Jewel, 0304
A sonic shift from her previously acoustic-heavy outings
I can't help but have a soft spot in my heart for Jewel. She helped get me a job. After an interview at eMusic, editor J. Edward Keyes mentioned that he needed to go review a show of hers in Long Island. I mentioned that I loved her work, and after the show I spent the long ride home back to Brooklyn trying to convince him of her relative worth. He wasn't convinced, but I think he realized he could — at the very least — tolerate having me around eight hours a day in an office. As long as I kept my mouth shut about Jewel. I can't blame him. Most people don't want to hear about what makes Jewel great — especially people who take music "seriously." She fancies herself a poet. Her music is resolutely lightweight so as to allow more room for said poetry. And her dyed-in-the-wool fans? Let's just say that they don't often go by "J. Edward" or "Todd L.," and leave it at that.
0304, Jewel's fifth full-length, is the easiest album in her discography to hate. At the time of its release, I obliged. Billed as the Alaskan-born singer-songwriter's dance-pop record, it was a marked sonic shift from her previously acoustic-heavy outings. Working in collaboration with ill-fated-urban-update-producer-to-the-stars Lester Mendez, Jewel offered up the laughable idea that, in the run-up to the Iraq War, people were looking for music that was going to make them feel happy. That 0304 had a direct lineage from big band records from the World War II era.
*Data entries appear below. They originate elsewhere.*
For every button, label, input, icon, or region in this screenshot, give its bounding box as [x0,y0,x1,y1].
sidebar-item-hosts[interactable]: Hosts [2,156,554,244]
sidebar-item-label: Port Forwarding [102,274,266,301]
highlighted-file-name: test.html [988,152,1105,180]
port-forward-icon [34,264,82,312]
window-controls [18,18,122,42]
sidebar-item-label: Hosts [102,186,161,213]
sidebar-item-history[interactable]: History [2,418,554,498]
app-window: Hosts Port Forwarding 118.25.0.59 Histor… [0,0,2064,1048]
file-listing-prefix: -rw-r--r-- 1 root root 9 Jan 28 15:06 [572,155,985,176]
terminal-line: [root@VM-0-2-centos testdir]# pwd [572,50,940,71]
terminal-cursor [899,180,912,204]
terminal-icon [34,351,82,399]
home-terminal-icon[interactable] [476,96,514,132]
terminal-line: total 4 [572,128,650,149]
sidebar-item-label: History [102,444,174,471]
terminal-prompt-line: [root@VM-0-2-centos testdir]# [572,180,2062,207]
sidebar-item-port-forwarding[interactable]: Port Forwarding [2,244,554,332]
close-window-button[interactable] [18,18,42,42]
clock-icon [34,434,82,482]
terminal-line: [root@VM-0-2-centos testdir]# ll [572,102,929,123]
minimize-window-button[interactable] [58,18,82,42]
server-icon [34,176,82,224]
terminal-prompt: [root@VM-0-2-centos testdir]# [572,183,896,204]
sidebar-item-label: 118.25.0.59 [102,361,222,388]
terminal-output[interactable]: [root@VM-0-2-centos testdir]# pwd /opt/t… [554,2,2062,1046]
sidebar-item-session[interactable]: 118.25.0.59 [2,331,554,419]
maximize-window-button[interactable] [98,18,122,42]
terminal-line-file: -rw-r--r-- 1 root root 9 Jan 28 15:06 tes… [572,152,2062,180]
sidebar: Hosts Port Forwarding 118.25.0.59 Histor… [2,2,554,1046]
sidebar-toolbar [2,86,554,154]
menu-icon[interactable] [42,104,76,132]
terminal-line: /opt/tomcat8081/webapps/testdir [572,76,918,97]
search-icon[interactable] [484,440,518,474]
That people that listen to Jewel would "want to crowd into a room and press up against someone and feel young and sexy," as she put it in an interview with Elton John's legendary songwriting partner Bernie Taupin at the time.
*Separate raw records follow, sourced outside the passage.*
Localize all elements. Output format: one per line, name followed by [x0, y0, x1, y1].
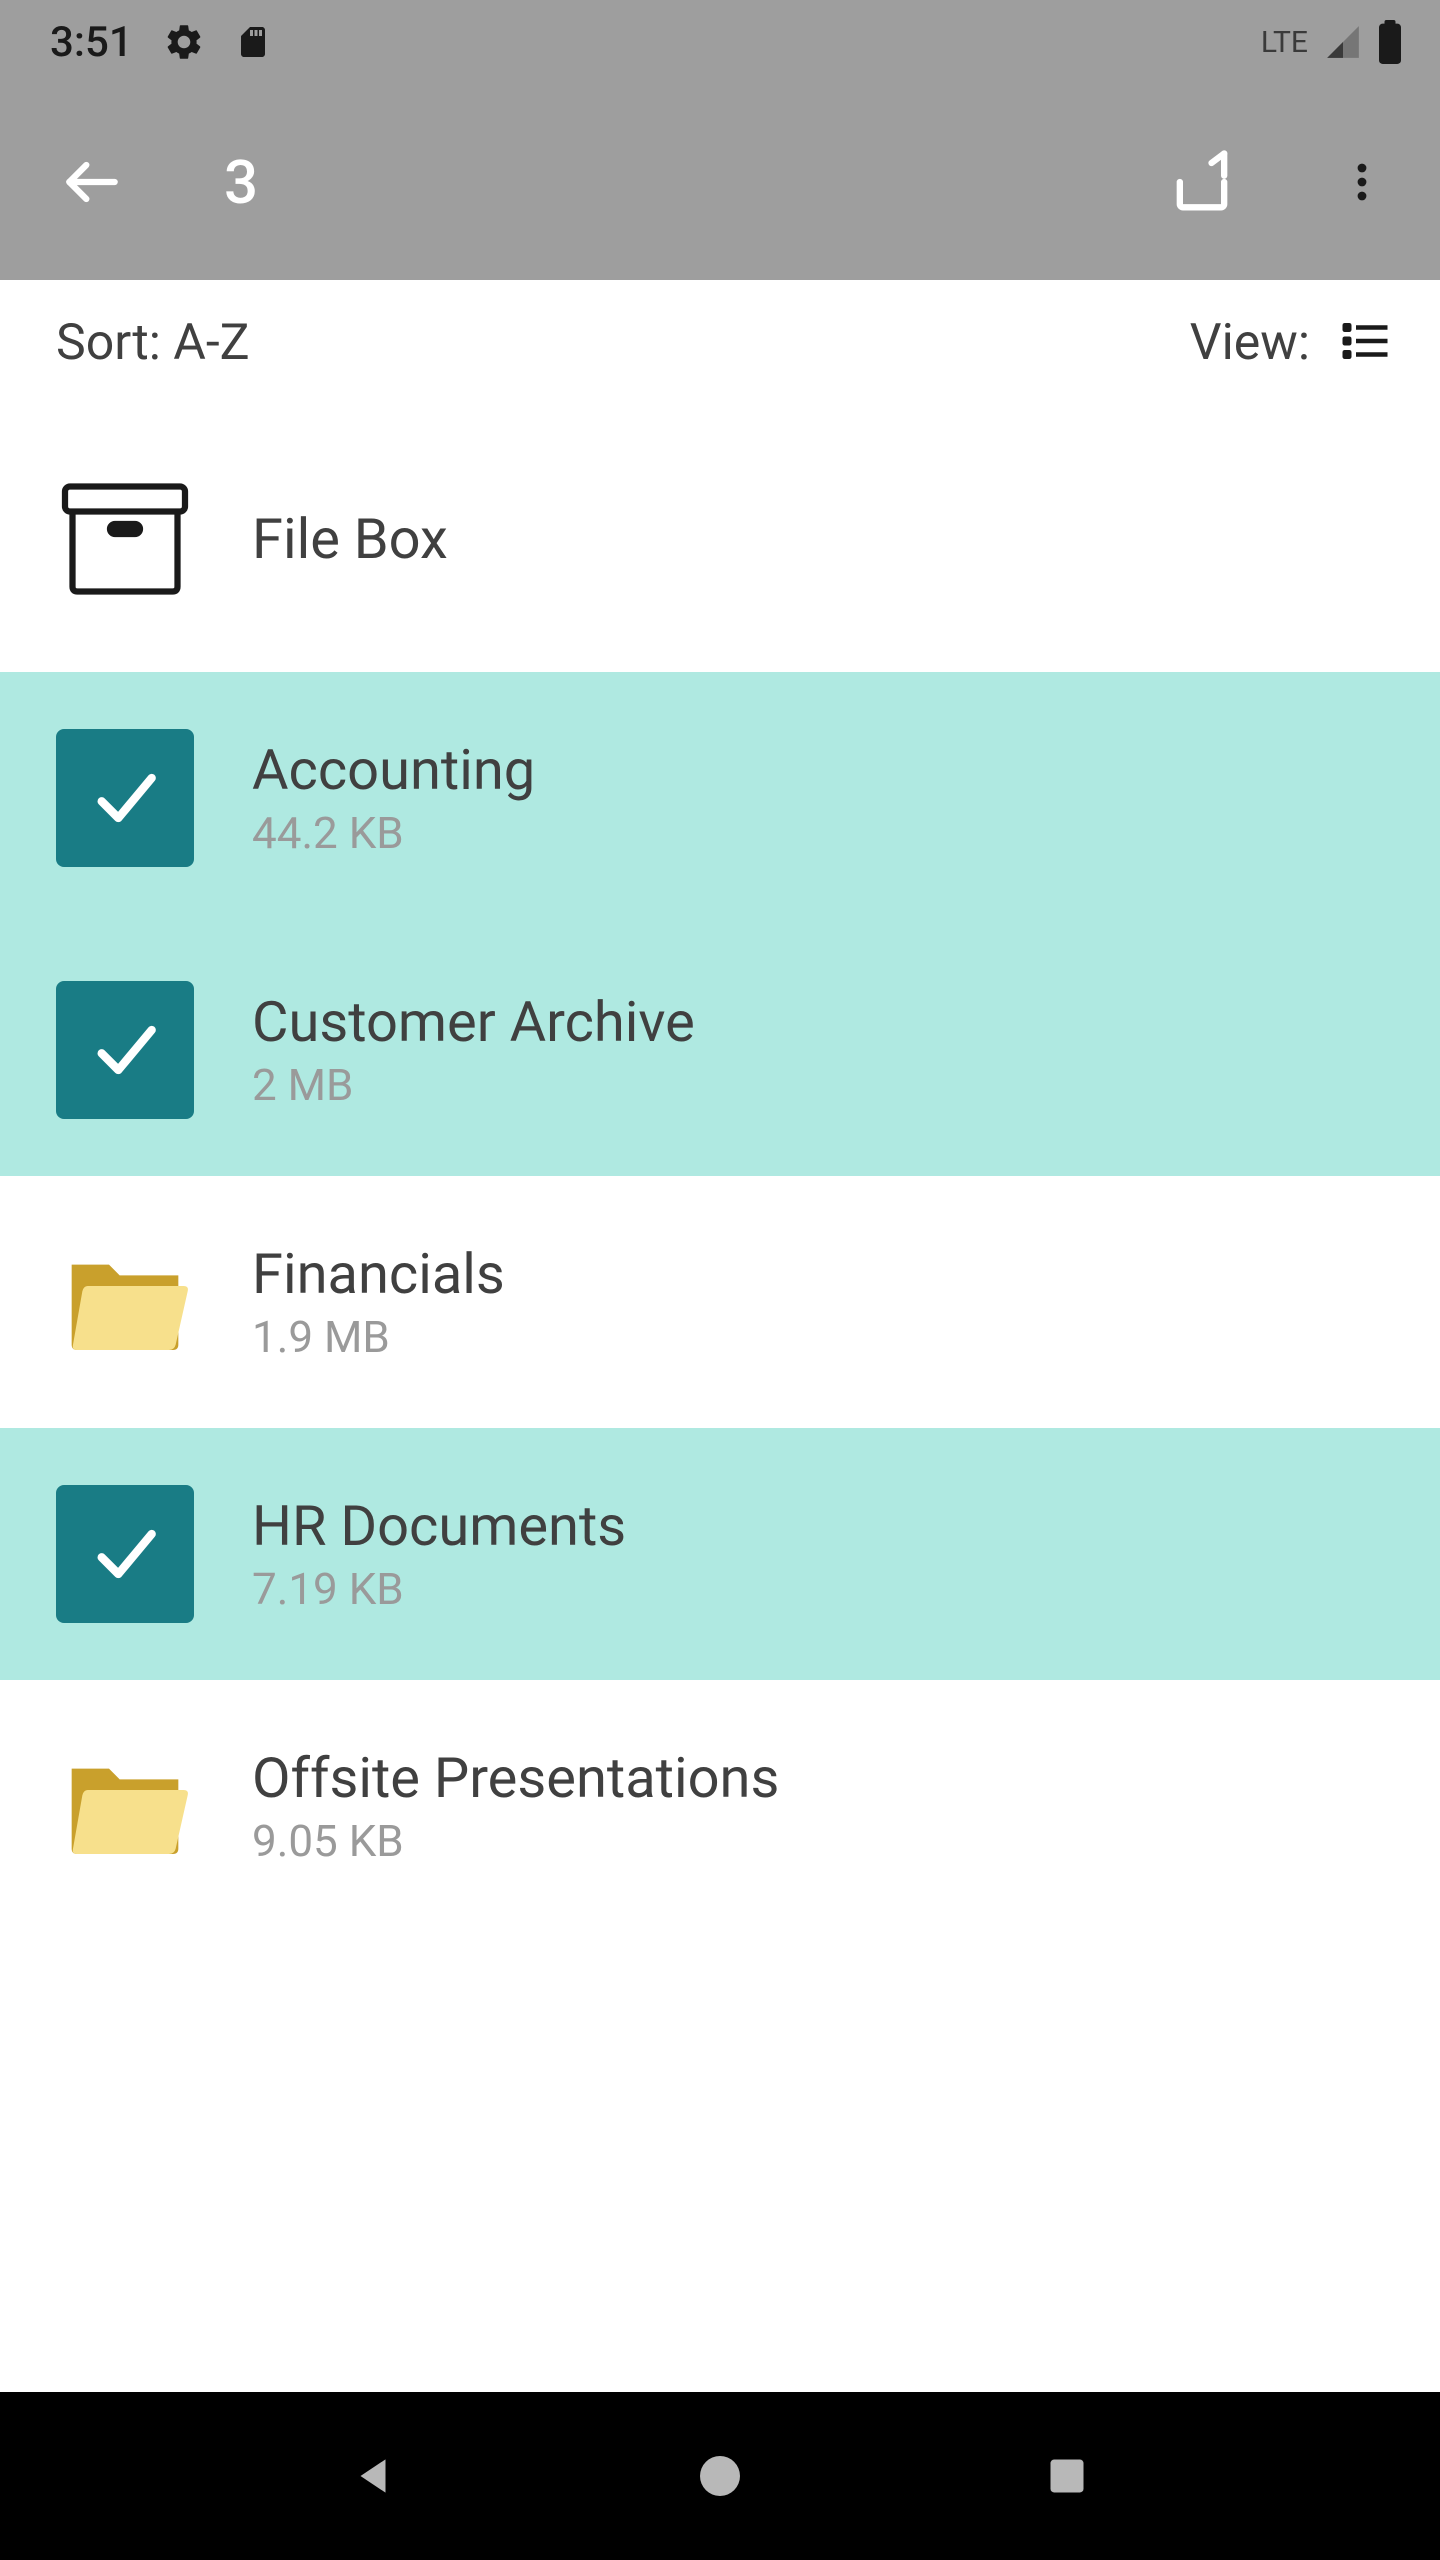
view-label: View: — [1190, 314, 1310, 372]
more-options-button[interactable] — [1322, 142, 1402, 222]
signal-icon — [1324, 23, 1362, 61]
item-name-label: HR Documents — [252, 1493, 626, 1559]
item-size-label: 7.19 KB — [252, 1563, 626, 1615]
status-time: 3:51 — [50, 18, 133, 67]
folder-icon — [56, 1233, 194, 1371]
item-text: HR Documents 7.19 KB — [252, 1493, 626, 1615]
item-text: Accounting 44.2 KB — [252, 737, 535, 859]
battery-icon — [1378, 20, 1402, 64]
item-name-label: Financials — [252, 1241, 505, 1307]
status-right: LTE — [1261, 20, 1402, 64]
item-text: Financials 1.9 MB — [252, 1241, 505, 1363]
checkbox-selected[interactable] — [56, 1485, 194, 1623]
item-name-label: Accounting — [252, 737, 535, 803]
item-name-label: File Box — [252, 506, 448, 572]
list-item-folder[interactable]: Offsite Presentations 9.05 KB — [0, 1680, 1440, 1932]
item-text: Offsite Presentations 9.05 KB — [252, 1745, 779, 1867]
checkbox-selected[interactable] — [56, 981, 194, 1119]
app-bar-actions — [1162, 142, 1402, 222]
item-size-label: 2 MB — [252, 1059, 695, 1111]
list-item-folder[interactable]: Accounting 44.2 KB — [0, 672, 1440, 924]
share-button[interactable] — [1162, 142, 1242, 222]
file-list: File Box Accounting 44.2 KB Customer Arc… — [0, 406, 1440, 1932]
lte-indicator: LTE — [1261, 25, 1308, 60]
folder-icon — [56, 1737, 194, 1875]
settings-gear-icon — [163, 21, 205, 63]
app-bar: 3 — [0, 84, 1440, 280]
item-size-label: 44.2 KB — [252, 807, 535, 859]
item-size-label: 9.05 KB — [252, 1815, 779, 1867]
back-button[interactable] — [52, 142, 132, 222]
selection-count: 3 — [224, 147, 1162, 218]
item-text: File Box — [252, 506, 448, 572]
checkbox-selected[interactable] — [56, 729, 194, 867]
item-name-label: Customer Archive — [252, 989, 695, 1055]
list-item-folder[interactable]: HR Documents 7.19 KB — [0, 1428, 1440, 1680]
list-item-folder[interactable]: Customer Archive 2 MB — [0, 924, 1440, 1176]
list-item-folder[interactable]: Financials 1.9 MB — [0, 1176, 1440, 1428]
nav-recent-button[interactable] — [1027, 2436, 1107, 2516]
view-list-icon[interactable] — [1338, 314, 1392, 372]
sort-button[interactable]: Sort: A-Z — [56, 314, 250, 372]
list-item-filebox[interactable]: File Box — [0, 406, 1440, 672]
nav-back-button[interactable] — [333, 2436, 413, 2516]
sort-view-bar: Sort: A-Z View: — [0, 280, 1440, 406]
view-group: View: — [1190, 314, 1392, 372]
filebox-icon — [56, 470, 194, 608]
item-text: Customer Archive 2 MB — [252, 989, 695, 1111]
sd-card-icon — [235, 20, 271, 64]
status-bar: 3:51 LTE — [0, 0, 1440, 84]
item-size-label: 1.9 MB — [252, 1311, 505, 1363]
system-nav-bar — [0, 2392, 1440, 2560]
nav-home-button[interactable] — [680, 2436, 760, 2516]
item-name-label: Offsite Presentations — [252, 1745, 779, 1811]
status-left: 3:51 — [50, 18, 271, 67]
As time has proven, like Elton John, Jewel is a songwriter. (Not a folk artist as so many had thought due to the enormous success of her debut album.) And when viewed through that prism, 0304 works about as well as any other album in her catalogue. There are some gems: "Intuition" deservedly soundtracked a commercial and sounded just as phenomenal that fateful night in Long Island sans dance beats, "Doin' Fine" finds room to inject poetry into sugary pop and "Haunted" is a monstrous anthem that finds Jewel unleashing a banshee wail. There are some stinkers: "Sweet Temptation"'s toytronic production gets in the way of its clumsy phrasing, "America" is a song that can only be loved by fans of Billy Joel's "We Didn't Start the Fire" and "U&Me=Love" is marred by Jewel's hit-and-miss habit of inserting pop culture references into the mix. (Old Spice? Really?) Quite simply, some of this hasn't aged well.
On the other hand, she did get me a job. So I guess I shouldn't complain that much. Thanks, Jewel. Sincerely, Todd L. Burns.